If someone had have asked Ella to picture a female prison guard, she’d never have imagined one that looked like this.
She was a well-proportioned blonde woman, probably early thirties, but without the dry skin and grey roots that their mutual insisted upon them.
‘Sorry. Precautions. This is one of our safe rooms.’
‘Understood.’
Huskins ushered her inside, then said, ‘Yeah, mostly groupies. I say this as a married man with three daughters: women are insane.’
The air in the meeting room was just above freezing. Ella had never known the south to be anything but roasting, but January in Louisiana was proving her wrong. ‘You think?’
‘Oh yeah. Mental cases. You never get any men writing to Creed, but women treat him like he’s kind of heartthrob.’
‘Only the women who write to him. Ask any woman on the street and they’ll say he should be put to death tomorrow.’ Ella seated herself at the table with the guard to her left. She looked over at her. ‘You know, I don’t need security for this. It’s fine.’
‘Protocol, miss,’ the guard said.
‘I know, but nothing about this meeting is following protocol. I don’t want anyone hearing this conversation.’

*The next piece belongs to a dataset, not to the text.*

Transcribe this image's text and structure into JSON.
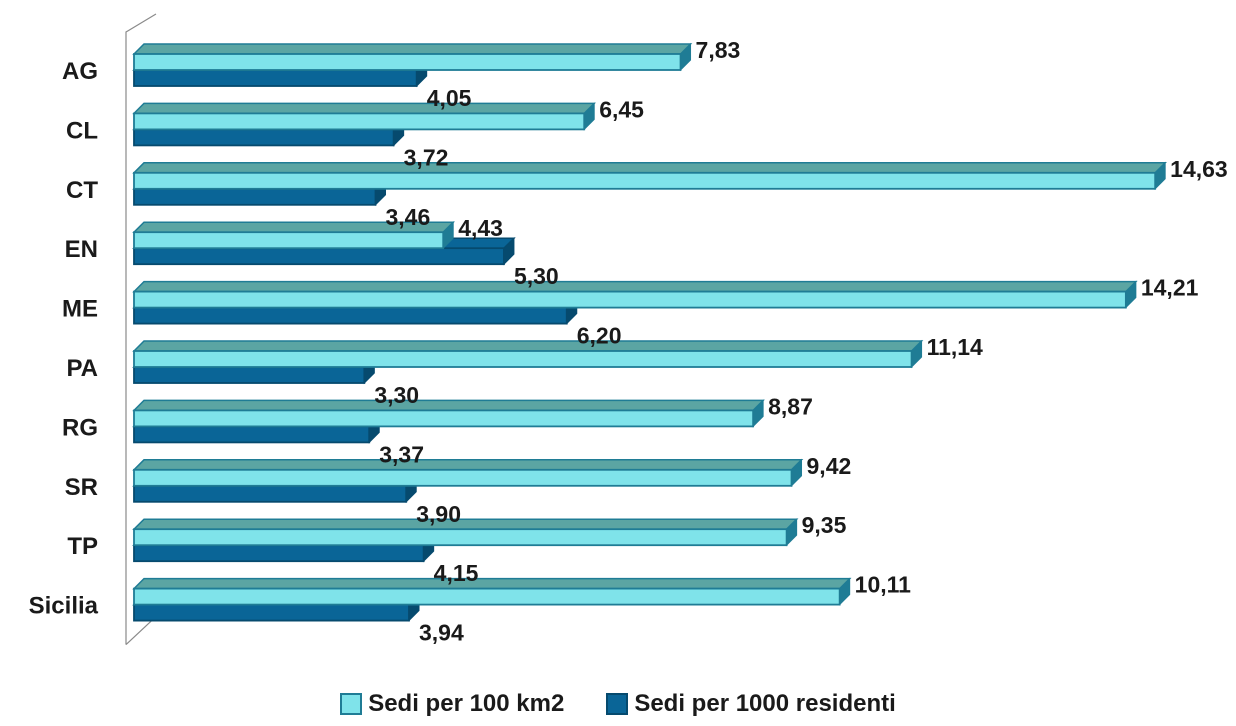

The guard glanced at Huskins, who took a moment and then nodded. ‘If you insist, Miss Dark, but I’ll need guards stationed outside this door, okay?’
‘Fine.’
Ella did insist, because Creed was more likely to open up one-on-one.
If there was an audience, he’d play to them.
Huskins gave the guard the signal, and then she left, but not without dragging her feet.
She kept glancing back like she was missing out on the gossip of the century.
She positioned herself outside the door, but Huskins made her move a few feet further away.
‘I’ll go get Creed. He’ll be escorted by five guards, and he’ll be handcuffed. We can fetter him too if you wish.’
‘That won’t be necessary.’ Ella wanted Austin Creed free, because the more limbs he had use of, the more excuse she might have to do what she planned to do.